É insólito este medo de uma guerra generalizada na boca de quem governa deste lado do mundo. Ontem mesmo, Biden deu as ordens necessárias para comprometer (mais ainda) os EUA nas guerras de agressão israelitas. Depois de terem justificado a chuva de mísseis sobre Beirute como uma merecida punição do Hezbollah, os EUA substituíram-se aos israelitas na interceção dos mísseis iranianos para proteger Netanyahu e os genocidas que o acompanham. E disponibilizam para a guerra os 43 mil soldados que, por vezes contra a vontade dos respetivos governos, têm na região. E assim se procura “evitar a guerra”...
A discussão da dualidade de critérios não é apenas moral. Ela tem implicações diretas nas vidas de milhões de pessoas. A dualidade mata. Em Gaza, na Cisjordânia, Israel comporta-se como um dos ocupantes mais sinistros da história, perpetrando represálias sobre a população civil em termos que reproduzem as represálias nazis sobre as populações dos países ocupados na II Guerra Mundial, ou as dos norte-americanos no Vietname, dos franceses na Argélia. Neste momento, com o fluxo imparável de material bélico ocidental, Israel dispara (e mata) em todas as direções: Irão, Síria, Iémen, e agora, sobretudo o Líbano. Por enquanto ordena deslocações de populações; depois passará diretamente às deportações, seguindo o exemplo de Gaza. Bombardeia cidades e campos de refugiados – dos milhões de palestinianos que na Nakba de 1948 expulsaram das suas casas, dos sírios que procuraram fugir da guerra que o Estado Islâmico e as guerrilhas que a Turquia (membro da NATO) e os EUA armaram em 2011.

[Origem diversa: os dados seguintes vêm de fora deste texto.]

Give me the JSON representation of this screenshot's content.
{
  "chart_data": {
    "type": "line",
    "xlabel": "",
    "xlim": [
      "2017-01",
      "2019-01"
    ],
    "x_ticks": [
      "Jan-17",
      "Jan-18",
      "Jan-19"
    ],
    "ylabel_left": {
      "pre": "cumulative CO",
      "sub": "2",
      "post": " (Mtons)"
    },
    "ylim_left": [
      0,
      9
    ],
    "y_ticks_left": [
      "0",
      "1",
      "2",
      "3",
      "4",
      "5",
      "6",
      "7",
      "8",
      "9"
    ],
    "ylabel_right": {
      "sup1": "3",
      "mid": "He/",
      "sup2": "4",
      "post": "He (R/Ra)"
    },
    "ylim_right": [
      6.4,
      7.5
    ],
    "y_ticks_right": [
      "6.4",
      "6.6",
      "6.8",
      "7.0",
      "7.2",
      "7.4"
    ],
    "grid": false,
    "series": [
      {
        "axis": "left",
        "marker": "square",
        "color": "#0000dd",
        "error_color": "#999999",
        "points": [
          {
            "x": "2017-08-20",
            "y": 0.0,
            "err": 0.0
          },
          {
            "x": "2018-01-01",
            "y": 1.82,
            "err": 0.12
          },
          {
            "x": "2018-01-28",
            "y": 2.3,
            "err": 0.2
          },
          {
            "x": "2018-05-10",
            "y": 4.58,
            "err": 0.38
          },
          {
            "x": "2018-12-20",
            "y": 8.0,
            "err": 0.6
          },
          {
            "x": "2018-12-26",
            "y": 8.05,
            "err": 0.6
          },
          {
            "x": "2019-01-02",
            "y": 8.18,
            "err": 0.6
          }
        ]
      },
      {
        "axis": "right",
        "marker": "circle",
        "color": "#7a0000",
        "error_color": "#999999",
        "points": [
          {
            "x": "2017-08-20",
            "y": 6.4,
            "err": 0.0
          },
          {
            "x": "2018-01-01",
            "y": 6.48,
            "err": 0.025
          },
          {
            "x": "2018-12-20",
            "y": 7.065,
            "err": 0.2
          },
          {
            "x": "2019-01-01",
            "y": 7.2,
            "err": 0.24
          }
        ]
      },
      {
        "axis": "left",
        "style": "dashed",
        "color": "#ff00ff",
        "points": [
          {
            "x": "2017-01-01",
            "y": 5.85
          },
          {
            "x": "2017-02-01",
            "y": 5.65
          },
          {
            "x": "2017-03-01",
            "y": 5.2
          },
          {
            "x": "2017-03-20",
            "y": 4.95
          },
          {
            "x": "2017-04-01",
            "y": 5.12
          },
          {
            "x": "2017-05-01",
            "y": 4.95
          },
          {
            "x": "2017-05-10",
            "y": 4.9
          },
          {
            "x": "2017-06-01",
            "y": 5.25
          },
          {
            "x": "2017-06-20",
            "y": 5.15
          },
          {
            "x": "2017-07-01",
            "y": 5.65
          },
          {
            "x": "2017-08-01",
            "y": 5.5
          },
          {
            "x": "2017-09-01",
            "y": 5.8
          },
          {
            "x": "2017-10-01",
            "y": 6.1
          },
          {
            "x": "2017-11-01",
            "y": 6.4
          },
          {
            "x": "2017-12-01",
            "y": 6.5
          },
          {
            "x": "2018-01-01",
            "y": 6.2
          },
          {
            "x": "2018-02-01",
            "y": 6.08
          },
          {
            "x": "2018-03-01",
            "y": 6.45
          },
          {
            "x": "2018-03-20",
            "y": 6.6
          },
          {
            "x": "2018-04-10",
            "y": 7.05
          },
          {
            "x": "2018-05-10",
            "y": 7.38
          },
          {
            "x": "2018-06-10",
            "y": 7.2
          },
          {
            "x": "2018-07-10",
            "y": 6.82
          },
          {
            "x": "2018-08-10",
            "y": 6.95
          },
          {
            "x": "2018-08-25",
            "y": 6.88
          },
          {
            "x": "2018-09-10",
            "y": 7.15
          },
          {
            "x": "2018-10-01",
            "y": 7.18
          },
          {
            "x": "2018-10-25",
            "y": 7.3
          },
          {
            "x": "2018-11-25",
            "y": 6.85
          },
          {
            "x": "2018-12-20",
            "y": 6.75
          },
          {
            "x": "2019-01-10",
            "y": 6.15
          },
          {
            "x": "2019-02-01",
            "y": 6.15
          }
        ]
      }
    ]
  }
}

Os EUA e Israel são há muito aquilo que no glossário imperial se tem chamado “Estados párias”: sequestros em prisões ilegais, tortura sistemática, assassinatos contrariando qualquer forma de direito, nacional ou internacional. Israel é o Estado do planeta que mais resoluções da ONU incumpre, o seu chefe de governo tem um mandado de captura internacional, ataca estruturas e instalações das agências da ONU e assassina os seus funcionários (e médicos, e jornalistas, e crianças...). E, contudo, aí estão os governos UE a proibir por “antissemitas” manifestações de solidariedade com as vítimas palestinianas e exigindo boicote e sanções a Israel.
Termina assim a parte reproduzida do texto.